During my MBA, I traveled each semester to a new city to take part in the intensives: Vancouver, Calgary, Toronto, Halifax. My Toronto intensive was the first time I had ever been to Ontario. (I lived in B.C.) In the final year of my MBA journey, I packed up and moved my entire family across the country from B.C. to Ontario to begin a new chapter in my life and take on a new challenge in my career as a District Manager. This type of move is something we would never have dreamed of or even entertained before beginning my MBA. The relocation has brought great changes and possibilities to my family, for which we are all thankful.
Shauna’s experiences confirm that working within complexity can be fun. Indeed, successful managers will learn to have fun with complexity.
Complex systems cannot be mastered. They are a continually evolving and emerging portfolio of activities. This implies that the manager’s style needs to be continually evolving as well. Complexity is a reality. It is a fact. It is not a fad, and it is not going to go away. It is not going to diminish in importance; it is only going to grow in importance. (Excerpt taken from It’s Not Complicated – The Art and Science of Complexity in Business Pages page 115)
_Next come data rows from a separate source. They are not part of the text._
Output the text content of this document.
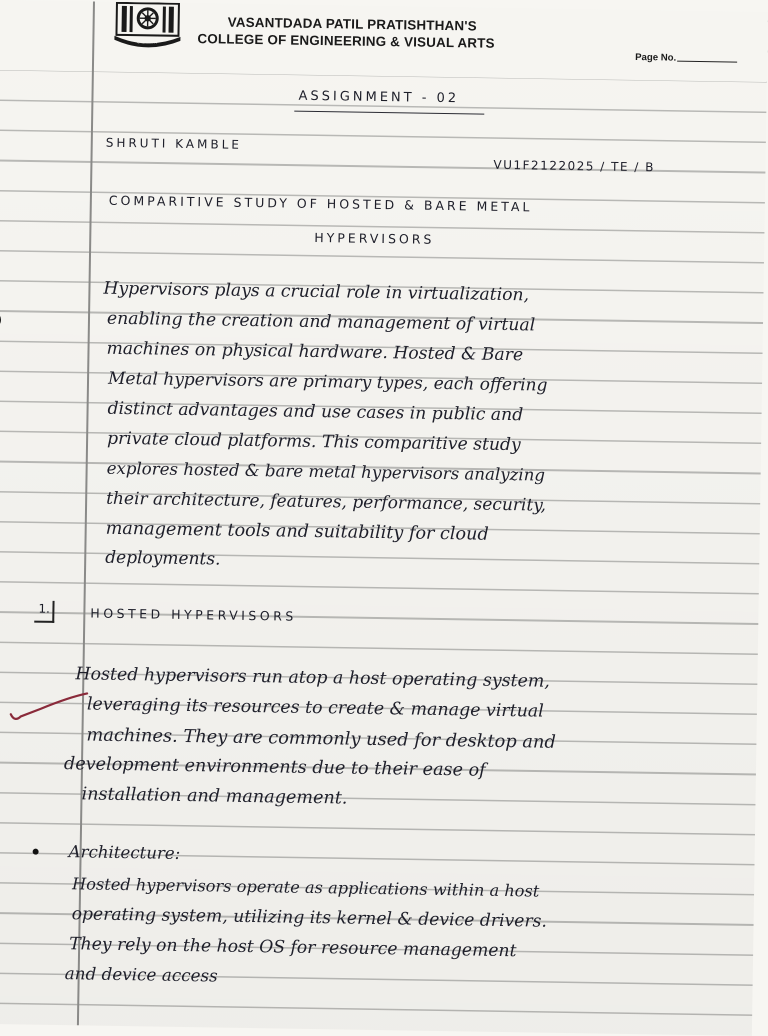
CREATIVITY
VASANTDADA PATIL PRATISHTHAN'S
COLLEGE OF ENGINEERING & VISUAL ARTS
Page No.
ASSIGNMENT - 02
SHRUTI KAMBLE
VU1F2122025 / TE / B
COMPARITIVE STUDY OF HOSTED & BARE METAL
HYPERVISORS
Hypervisors plays a crucial role in virtualization,
enabling the creation and management of virtual
machines on physical hardware. Hosted & Bare
Metal hypervisors are primary types, each offering
distinct advantages and use cases in public and
private cloud platforms. This comparitive study
explores hosted & bare metal hypervisors analyzing
their architecture, features, performance, security,
management tools and suitability for cloud
deployments.
1.	HOSTED HYPERVISORS
Hosted hypervisors run atop a host operating system,
leveraging its resources to create & manage virtual
machines. They are commonly used for desktop and
development environments due to their ease of
installation and management.
Architecture:
Hosted hypervisors operate as applications within a host
operating system, utilizing its kernel & device drivers.
They rely on the host OS for resource management
and device access
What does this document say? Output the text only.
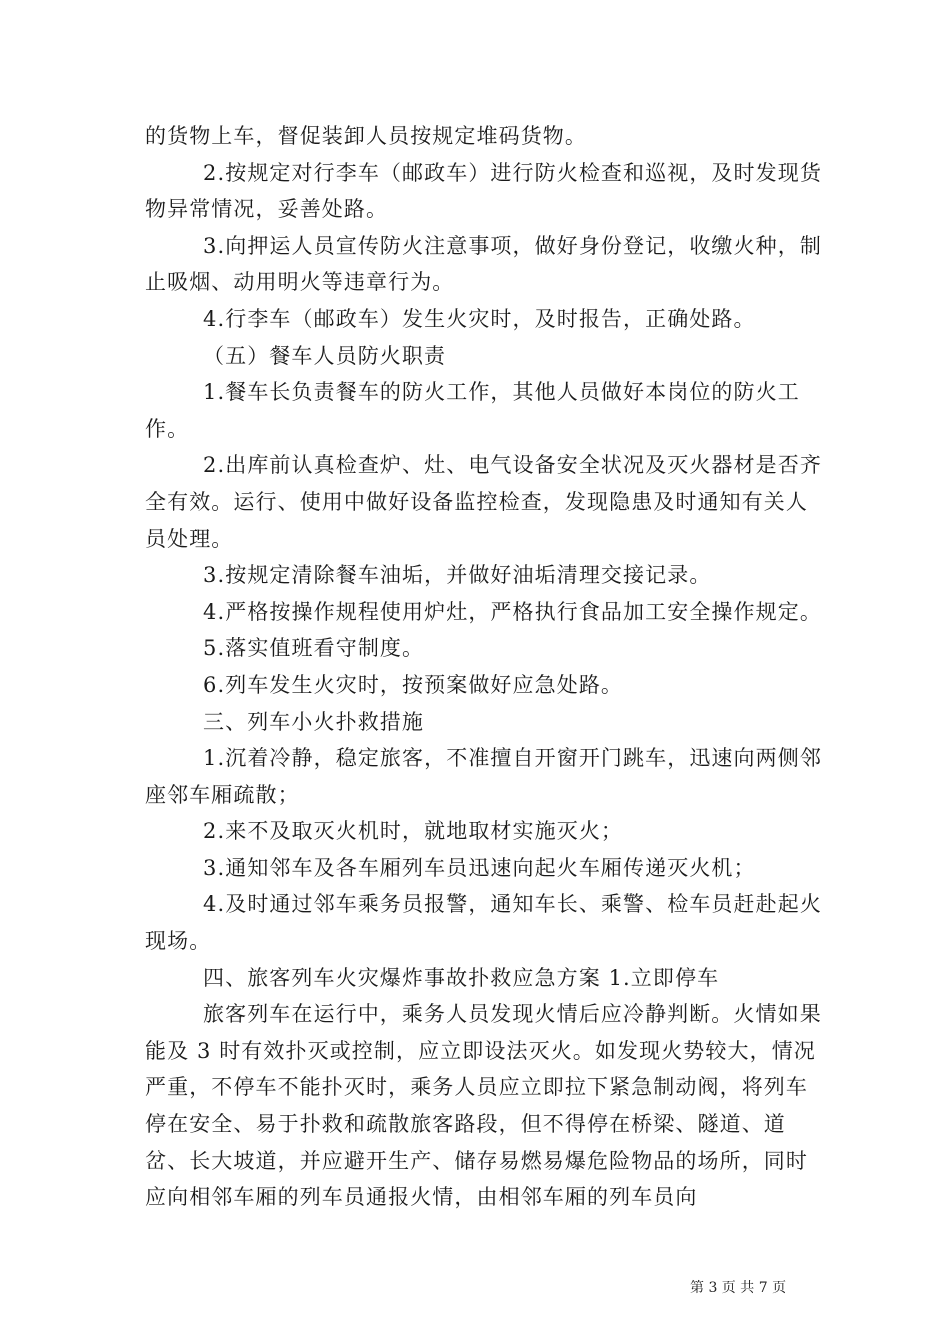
的货物上车，督促装卸人员按规定堆码货物。

2.按规定对行李车（邮政车）进行防火检查和巡视，及时发现货物异常情况，妥善处路。

3.向押运人员宣传防火注意事项，做好身份登记，收缴火种，制止吸烟、动用明火等违章行为。

4.行李车（邮政车）发生火灾时，及时报告，正确处路。

（五）餐车人员防火职责

1.餐车长负责餐车的防火工作，其他人员做好本岗位的防火工作。

2.出库前认真检查炉、灶、电气设备安全状况及灭火器材是否齐全有效。运行、使用中做好设备监控检查，发现隐患及时通知有关人员处理。

3.按规定清除餐车油垢，并做好油垢清理交接记录。

4.严格按操作规程使用炉灶，严格执行食品加工安全操作规定。

5.落实值班看守制度。

6.列车发生火灾时，按预案做好应急处路。

三、列车小火扑救措施

1.沉着冷静，稳定旅客，不准擅自开窗开门跳车，迅速向两侧邻座邻车厢疏散；

2.来不及取灭火机时，就地取材实施灭火；

3.通知邻车及各车厢列车员迅速向起火车厢传递灭火机；

4.及时通过邻车乘务员报警，通知车长、乘警、检车员赶赴起火现场。

四、旅客列车火灾爆炸事故扑救应急方案 1.立即停车

旅客列车在运行中，乘务人员发现火情后应冷静判断。火情如果能及 3 时有效扑灭或控制，应立即设法灭火。如发现火势较大，情况严重，不停车不能扑灭时，乘务人员应立即拉下紧急制动阀，将列车停在安全、易于扑救和疏散旅客路段，但不得停在桥梁、隧道、道岔、长大坡道，并应避开生产、储存易燃易爆危险物品的场所，同时应向相邻车厢的列车员通报火情，由相邻车厢的列车员向

第 3 页 共 7 页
I agree with Rick that we must be willing to continually evolve. I feel like there is no limit to where we can go or what we can do if we take that next step to try something new. This spirit has been passed down to my two sons, ages 10 and 12, who have learned from watching my transformation. They attend university education camps in the summer (even though they are both still in elementary school), and do not feel tied down to one city or one field of knowledge. I am happy knowing that they feel they can chase any dream. I look forward to watching them learn and grow following those ambitions.